Today, 325Kamra provides free DNA testing—usually through FamilyTreeDNA—for Korean-American adoptees, anyone of Korean descent (usually in the US), members of the US military who served in Korea, and the families of military members who served in Korea.  If it identifies a potential match between an adoptee and a potential family member, 325Kamra makes contact on behalf of the adoptee.

It can take a long time because the existing genetic database isn’t that large, and it’s hard to grow that database because the generation of people who were parents during the Korean War is aging. “They still think DNA [testing] means we’ll take blood, or we have to pull a hair out of a toothbrush,” says Tia Legoski, who works with Korean and Korean-American communities to get them to take genetic-ancestry tests.

Giving up a child for adoption, particularly in the 1950s and 1960s, was considered shameful in South Korea.

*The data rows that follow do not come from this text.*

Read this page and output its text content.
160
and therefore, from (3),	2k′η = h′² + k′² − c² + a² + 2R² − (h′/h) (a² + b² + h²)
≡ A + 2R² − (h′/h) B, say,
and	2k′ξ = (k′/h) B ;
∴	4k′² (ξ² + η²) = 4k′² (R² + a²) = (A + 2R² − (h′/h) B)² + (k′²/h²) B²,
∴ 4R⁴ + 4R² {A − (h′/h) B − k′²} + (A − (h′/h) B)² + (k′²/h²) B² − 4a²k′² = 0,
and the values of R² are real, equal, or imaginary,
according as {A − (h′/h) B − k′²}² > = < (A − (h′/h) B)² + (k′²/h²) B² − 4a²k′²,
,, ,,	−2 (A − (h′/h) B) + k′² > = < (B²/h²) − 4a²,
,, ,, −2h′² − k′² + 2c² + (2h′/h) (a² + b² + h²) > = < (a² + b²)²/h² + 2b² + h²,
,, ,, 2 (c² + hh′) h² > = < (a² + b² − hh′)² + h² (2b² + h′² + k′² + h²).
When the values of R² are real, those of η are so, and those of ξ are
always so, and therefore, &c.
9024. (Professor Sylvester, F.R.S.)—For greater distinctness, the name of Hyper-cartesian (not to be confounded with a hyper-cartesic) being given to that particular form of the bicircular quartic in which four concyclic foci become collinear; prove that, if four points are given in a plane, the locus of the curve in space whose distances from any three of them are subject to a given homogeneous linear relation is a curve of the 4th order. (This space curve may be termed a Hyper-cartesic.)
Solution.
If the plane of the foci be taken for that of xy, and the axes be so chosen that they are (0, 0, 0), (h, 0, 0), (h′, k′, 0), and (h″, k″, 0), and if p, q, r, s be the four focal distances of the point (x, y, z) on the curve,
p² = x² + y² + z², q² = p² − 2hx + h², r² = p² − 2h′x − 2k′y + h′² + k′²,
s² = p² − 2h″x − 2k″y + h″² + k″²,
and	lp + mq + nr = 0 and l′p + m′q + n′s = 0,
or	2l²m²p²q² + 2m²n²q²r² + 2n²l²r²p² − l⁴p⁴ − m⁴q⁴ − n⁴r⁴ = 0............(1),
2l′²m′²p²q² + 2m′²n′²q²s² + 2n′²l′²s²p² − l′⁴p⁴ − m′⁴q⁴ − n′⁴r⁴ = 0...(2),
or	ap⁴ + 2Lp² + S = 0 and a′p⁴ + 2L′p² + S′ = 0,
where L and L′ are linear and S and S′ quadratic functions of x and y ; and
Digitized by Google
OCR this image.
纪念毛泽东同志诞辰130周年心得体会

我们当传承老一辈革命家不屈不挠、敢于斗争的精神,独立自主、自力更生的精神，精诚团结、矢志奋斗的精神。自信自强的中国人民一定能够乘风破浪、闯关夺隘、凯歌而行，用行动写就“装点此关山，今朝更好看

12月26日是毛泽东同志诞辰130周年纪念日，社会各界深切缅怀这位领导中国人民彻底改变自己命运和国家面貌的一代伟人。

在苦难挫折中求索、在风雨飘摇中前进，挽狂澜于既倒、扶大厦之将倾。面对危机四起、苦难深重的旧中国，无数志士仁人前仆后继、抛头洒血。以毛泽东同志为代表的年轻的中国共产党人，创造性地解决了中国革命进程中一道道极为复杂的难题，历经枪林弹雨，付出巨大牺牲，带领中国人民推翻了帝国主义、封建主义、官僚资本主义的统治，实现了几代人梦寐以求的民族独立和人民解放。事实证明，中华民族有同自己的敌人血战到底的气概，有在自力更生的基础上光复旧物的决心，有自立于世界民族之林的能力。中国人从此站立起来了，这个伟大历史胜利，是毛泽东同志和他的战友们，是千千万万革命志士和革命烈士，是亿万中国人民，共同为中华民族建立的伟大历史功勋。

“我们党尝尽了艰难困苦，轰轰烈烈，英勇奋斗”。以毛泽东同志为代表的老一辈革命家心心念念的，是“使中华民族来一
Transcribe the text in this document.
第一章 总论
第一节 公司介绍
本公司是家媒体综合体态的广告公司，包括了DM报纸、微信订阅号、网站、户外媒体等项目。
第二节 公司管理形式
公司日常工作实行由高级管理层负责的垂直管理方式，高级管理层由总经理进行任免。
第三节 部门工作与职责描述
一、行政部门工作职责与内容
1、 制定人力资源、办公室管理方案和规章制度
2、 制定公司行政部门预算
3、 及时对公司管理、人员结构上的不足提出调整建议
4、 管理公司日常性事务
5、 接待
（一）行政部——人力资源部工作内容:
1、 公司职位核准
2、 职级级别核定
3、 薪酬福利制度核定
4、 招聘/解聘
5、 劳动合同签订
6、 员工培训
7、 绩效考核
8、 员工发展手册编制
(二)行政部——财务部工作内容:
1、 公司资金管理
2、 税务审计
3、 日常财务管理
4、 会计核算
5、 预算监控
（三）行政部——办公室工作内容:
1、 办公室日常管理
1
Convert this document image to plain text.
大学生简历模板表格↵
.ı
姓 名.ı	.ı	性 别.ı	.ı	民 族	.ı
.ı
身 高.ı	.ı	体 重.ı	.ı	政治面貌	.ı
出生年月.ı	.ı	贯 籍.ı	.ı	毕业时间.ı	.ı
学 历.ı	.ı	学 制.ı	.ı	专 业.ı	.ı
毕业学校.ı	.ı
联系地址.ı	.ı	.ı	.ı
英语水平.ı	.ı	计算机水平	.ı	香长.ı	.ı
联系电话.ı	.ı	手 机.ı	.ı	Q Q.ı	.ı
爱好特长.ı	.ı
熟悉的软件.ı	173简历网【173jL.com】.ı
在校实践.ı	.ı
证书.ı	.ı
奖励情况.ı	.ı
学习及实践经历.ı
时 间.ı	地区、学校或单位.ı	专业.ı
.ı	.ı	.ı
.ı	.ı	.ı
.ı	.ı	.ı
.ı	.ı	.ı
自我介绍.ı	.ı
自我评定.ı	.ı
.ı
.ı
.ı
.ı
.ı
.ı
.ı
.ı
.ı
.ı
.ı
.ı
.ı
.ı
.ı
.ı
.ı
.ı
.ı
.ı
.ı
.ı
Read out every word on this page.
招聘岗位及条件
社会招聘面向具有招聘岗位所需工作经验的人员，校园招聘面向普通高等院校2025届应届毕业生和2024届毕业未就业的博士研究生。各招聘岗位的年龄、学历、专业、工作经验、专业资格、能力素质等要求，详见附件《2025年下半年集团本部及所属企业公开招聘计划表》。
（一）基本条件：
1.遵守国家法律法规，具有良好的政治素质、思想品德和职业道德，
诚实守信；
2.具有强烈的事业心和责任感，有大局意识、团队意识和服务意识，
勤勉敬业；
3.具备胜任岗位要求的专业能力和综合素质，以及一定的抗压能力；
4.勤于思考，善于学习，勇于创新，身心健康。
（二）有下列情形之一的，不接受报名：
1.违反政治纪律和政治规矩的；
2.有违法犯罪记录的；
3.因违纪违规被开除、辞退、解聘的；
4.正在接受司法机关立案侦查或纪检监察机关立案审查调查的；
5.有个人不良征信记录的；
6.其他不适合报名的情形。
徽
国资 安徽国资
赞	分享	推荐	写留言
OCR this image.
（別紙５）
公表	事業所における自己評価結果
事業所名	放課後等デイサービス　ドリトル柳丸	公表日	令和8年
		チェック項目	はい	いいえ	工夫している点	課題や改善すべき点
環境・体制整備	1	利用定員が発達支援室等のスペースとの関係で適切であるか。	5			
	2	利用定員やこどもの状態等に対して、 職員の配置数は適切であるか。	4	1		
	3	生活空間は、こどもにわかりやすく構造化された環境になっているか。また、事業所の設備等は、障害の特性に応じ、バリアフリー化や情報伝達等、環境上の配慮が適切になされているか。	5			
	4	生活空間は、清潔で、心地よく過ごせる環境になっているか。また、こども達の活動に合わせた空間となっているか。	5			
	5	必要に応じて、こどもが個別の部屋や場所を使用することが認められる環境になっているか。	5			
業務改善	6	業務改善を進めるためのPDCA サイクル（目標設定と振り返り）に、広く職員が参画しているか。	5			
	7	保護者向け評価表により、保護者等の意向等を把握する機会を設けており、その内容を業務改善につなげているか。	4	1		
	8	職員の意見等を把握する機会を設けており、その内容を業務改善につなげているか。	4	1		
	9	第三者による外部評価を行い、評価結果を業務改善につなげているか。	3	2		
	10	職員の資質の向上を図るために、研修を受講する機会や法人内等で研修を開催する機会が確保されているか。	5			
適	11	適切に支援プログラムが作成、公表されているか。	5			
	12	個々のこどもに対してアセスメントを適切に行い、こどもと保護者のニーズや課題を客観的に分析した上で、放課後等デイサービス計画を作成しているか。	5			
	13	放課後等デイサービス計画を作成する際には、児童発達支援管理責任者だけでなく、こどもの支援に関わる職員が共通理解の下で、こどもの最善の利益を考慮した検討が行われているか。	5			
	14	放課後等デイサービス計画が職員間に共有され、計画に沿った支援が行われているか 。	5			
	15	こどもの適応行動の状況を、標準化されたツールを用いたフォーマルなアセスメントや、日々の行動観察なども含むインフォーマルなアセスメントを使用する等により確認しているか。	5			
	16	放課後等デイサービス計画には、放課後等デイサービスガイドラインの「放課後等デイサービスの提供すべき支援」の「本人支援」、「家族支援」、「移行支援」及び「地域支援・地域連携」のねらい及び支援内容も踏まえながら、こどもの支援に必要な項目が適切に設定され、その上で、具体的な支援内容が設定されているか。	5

Revealing that secret, even decades later, could bring perceived shame to the family, Legoski says. That’s why representatives from 325Kamra work on a case-by-case basis to identify those they think will be the most receptive to hearing about a previously unknown member of the family. Parents may not always be the best choice; sometimes, it may be younger half-siblings.

Who delivers the message also matters. Legoski, who is mixed-race, was born in Korea and moved to the US when she was 15. She speaks Korean, which helps her explain to older generations what 325Kamra does. Crucially, she also understands South Korean culture. “When I call the number, I try to feel for each person,” she says. “Each region in South Korea has a different way of thinking or responding to questions.” Always, she makes clear that the adoptee just wants to make contact, doesn’t necessarily want a relationship, and certainly isn’t after money.

Many people are immediately happy to hear from long-lost biological relatives. But not all, not right away at least.

Cherry is still working on developing a relationship with her biological parents. In the 1980s, they never could have imagined a technology like this, and dealing with new-old family members reopening forgotten wounds isn’t easy.

“Our intention was never to cause pain,” Cherry says. “Our intention was to see who we were.”